For some context, this chapter introduces the notion of normal subgroups of a group as well as factor groups. I'm assuming from the statement of the problem that there is some relatively simple form for such subgroups, and I think I've found it. Is there anything I'm missing?
Proposition
The only subgroup of $\mathbb{R}^* $ of index 2 is the group $S$ of all squares of elements of $\mathbb{R}$.
Proof
Let $H < \mathbb{R}^* $ be a subgroup of index 2. Then there are only two cosets of $H$ in $\mathbb{R}^* $, namely $\{ H, aH \}$, where $a$ is any element in $\mathbb{R}^* \setminus H$. By basic properties of cosets, $\left|H\right| = \left|aH\right|$ and the two sets are disjoint. Since $\mathbb{R}^* $ is an Abelian group, $H$ is an Abelian (sub)group and is thus a normal subgroup (this is an easy lemma). Hence, we know that the set of two cosets listed above forms a group (the factor group of $G$ by $H$; this implication is a major theorem in the chapter). This factor group has order 2, and since there is up to isomorphism only a single group of order 2, $\mathbb{Z}_2$, we have the Cayley table for $\mathbb{R}^* / H = \{ H, aH \}$ uniquely determined. In particular, for $a\notin H$, $$H = \left(aH\right)^2 = a^2 H $$ where the left equality comes from the Cayley table for this factor group, and the right equality is the definition of the factor group's operation. This shows that $a^2 \in H$ for all $a\notin H$; on the other hand, $a\in H \implies a^2 \in H$ since $H$ is a group. Thus, $H$ contains all squares of elements in $\mathbb{R}^* $.
[All of this so far has ignored the specific nature of our set $\mathbb{R}^* $. Next, I want to determine what constraints on these cosets are imposed by $\mathbb{R}^* $.]

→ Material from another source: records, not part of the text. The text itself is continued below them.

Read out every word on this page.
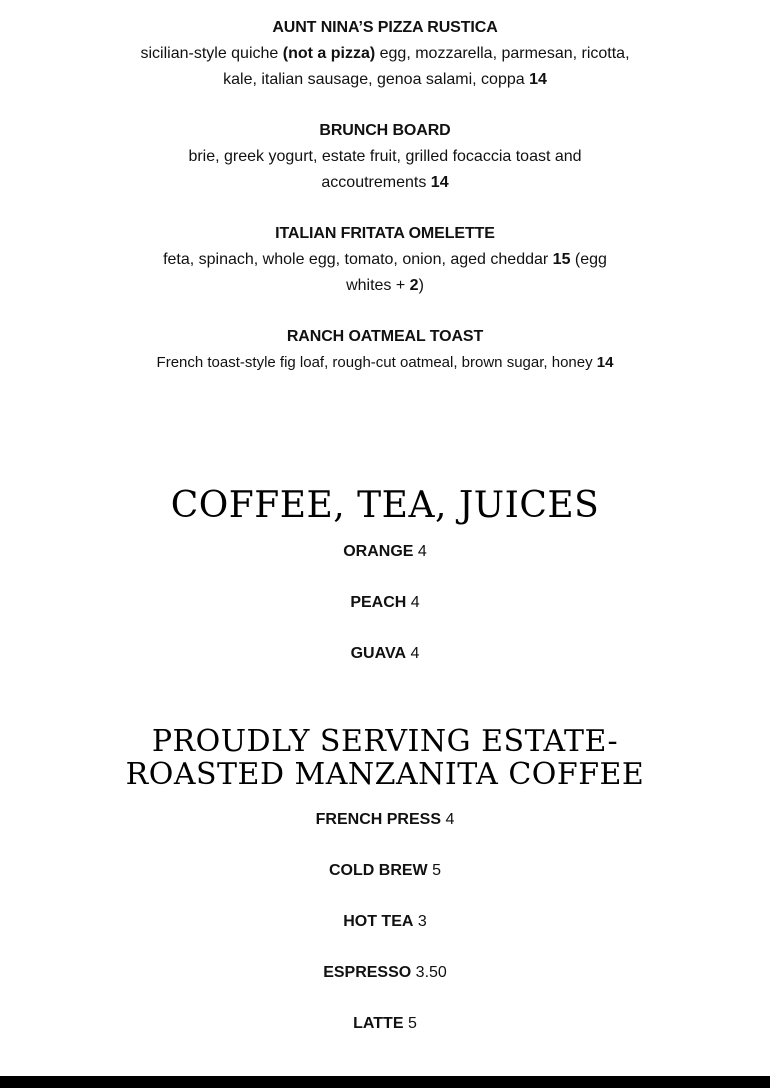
AUNT NINA’S PIZZA RUSTICA
sicilian-style quiche (not a pizza) egg, mozzarella, parmesan, ricotta, kale, italian sausage, genoa salami, coppa 14
BRUNCH BOARD
brie, greek yogurt, estate fruit, grilled focaccia toast and accoutrements 14
ITALIAN FRITATA OMELETTE
feta, spinach, whole egg, tomato, onion, aged cheddar 15 (egg whites + 2)
RANCH OATMEAL TOAST
French toast-style fig loaf, rough-cut oatmeal, brown sugar, honey 14
COFFEE, TEA, JUICES
ORANGE 4
PEACH 4
GUAVA 4
PROUDLY SERVING ESTATE-
ROASTED MANZANITA COFFEE
FRENCH PRESS 4
COLD BREW 5
HOT TEA 3
ESPRESSO 3.50
LATTE 5
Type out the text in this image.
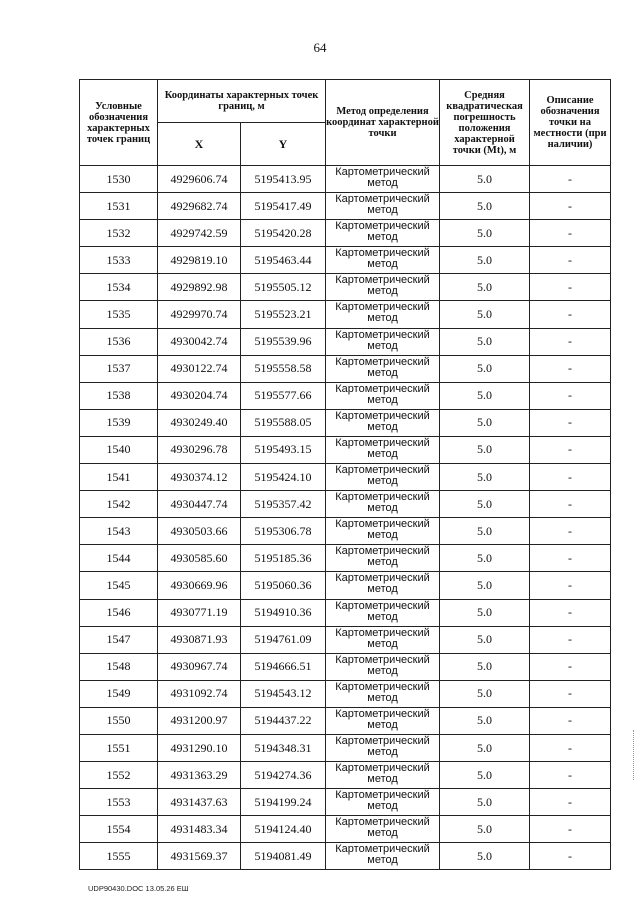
64
Условные обозначения характерных точек границ	Координаты характерных точек границ, м		Метод определения координат характерной точки	Средняя квадратическая погрешность положения характерной точки (Mt), м	Описание обозначения точки на местности (при наличии)
	X	Y			
1530	4929606.74	5195413.95	Картометрический метод	5.0	-
1531	4929682.74	5195417.49	Картометрический метод	5.0	-
1532	4929742.59	5195420.28	Картометрический метод	5.0	-
1533	4929819.10	5195463.44	Картометрический метод	5.0	-
1534	4929892.98	5195505.12	Картометрический метод	5.0	-
1535	4929970.74	5195523.21	Картометрический метод	5.0	-
1536	4930042.74	5195539.96	Картометрический метод	5.0	-
1537	4930122.74	5195558.58	Картометрический метод	5.0	-
1538	4930204.74	5195577.66	Картометрический метод	5.0	-
1539	4930249.40	5195588.05	Картометрический метод	5.0	-
1540	4930296.78	5195493.15	Картометрический метод	5.0	-
1541	4930374.12	5195424.10	Картометрический метод	5.0	-
1542	4930447.74	5195357.42	Картометрический метод	5.0	-
1543	4930503.66	5195306.78	Картометрический метод	5.0	-
1544	4930585.60	5195185.36	Картометрический метод	5.0	-
1545	4930669.96	5195060.36	Картометрический метод	5.0	-
1546	4930771.19	5194910.36	Картометрический метод	5.0	-
1547	4930871.93	5194761.09	Картометрический метод	5.0	-
1548	4930967.74	5194666.51	Картометрический метод	5.0	-
1549	4931092.74	5194543.12	Картометрический метод	5.0	-
1550	4931200.97	5194437.22	Картометрический метод	5.0	-
1551	4931290.10	5194348.31	Картометрический метод	5.0	-
1552	4931363.29	5194274.36	Картометрический метод	5.0	-
1553	4931437.63	5194199.24	Картометрический метод	5.0	-
1554	4931483.34	5194124.40	Картометрический метод	5.0	-
1555	4931569.37	5194081.49	Картометрический метод	5.0	-
UDP90430.DOC 13.05.26 ЕШ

Note that for any $x > 0$ we can write $x$ as the square of some positive real number. Thus, we have $$ \mathbb{R}^* = S \cup -S $$ where $S$ is the set $$ S = \left\{ x^2 | x \in \mathbb{R}_+ \right\}$$ so that $\left|S\right| = \left|-S\right|$ and both partition the set $\mathbb{R}^* $. The proof so far has shown that $S \subseteq H$, and since $H$ and $aH$ also partition $\mathbb{R}^* $, we must have
$$ 2 \left|S\right| = \left|S\right| + \left|-S\right| =\left|\mathbb{R}^* \right| = \left|H\right| + \left|aH\right| = 2 \left|H\right| $$ so that $\left|H\right| = \left|S\right|$. This, along with the result that $S\subseteq H$, allows us to conclude that $H=S$.
$\blacksquare$
Let me suggest an alternate way to complete the proof.
Since you have proven that $S \leq H \leq \Bbb R^{\ast}$, and since you also know that $[\Bbb R^{\ast}:S]=2$, then since $2=[\Bbb R^{\ast}:S]=[\Bbb R^{\ast}:H] \cdot [H:S]$, and the indices are all positive integers, you have either $[\Bbb R^{\ast}:H]=1$ (in which case $H = \Bbb R^{\ast}$) or $[H:S]=1$ (in which case $H=S$).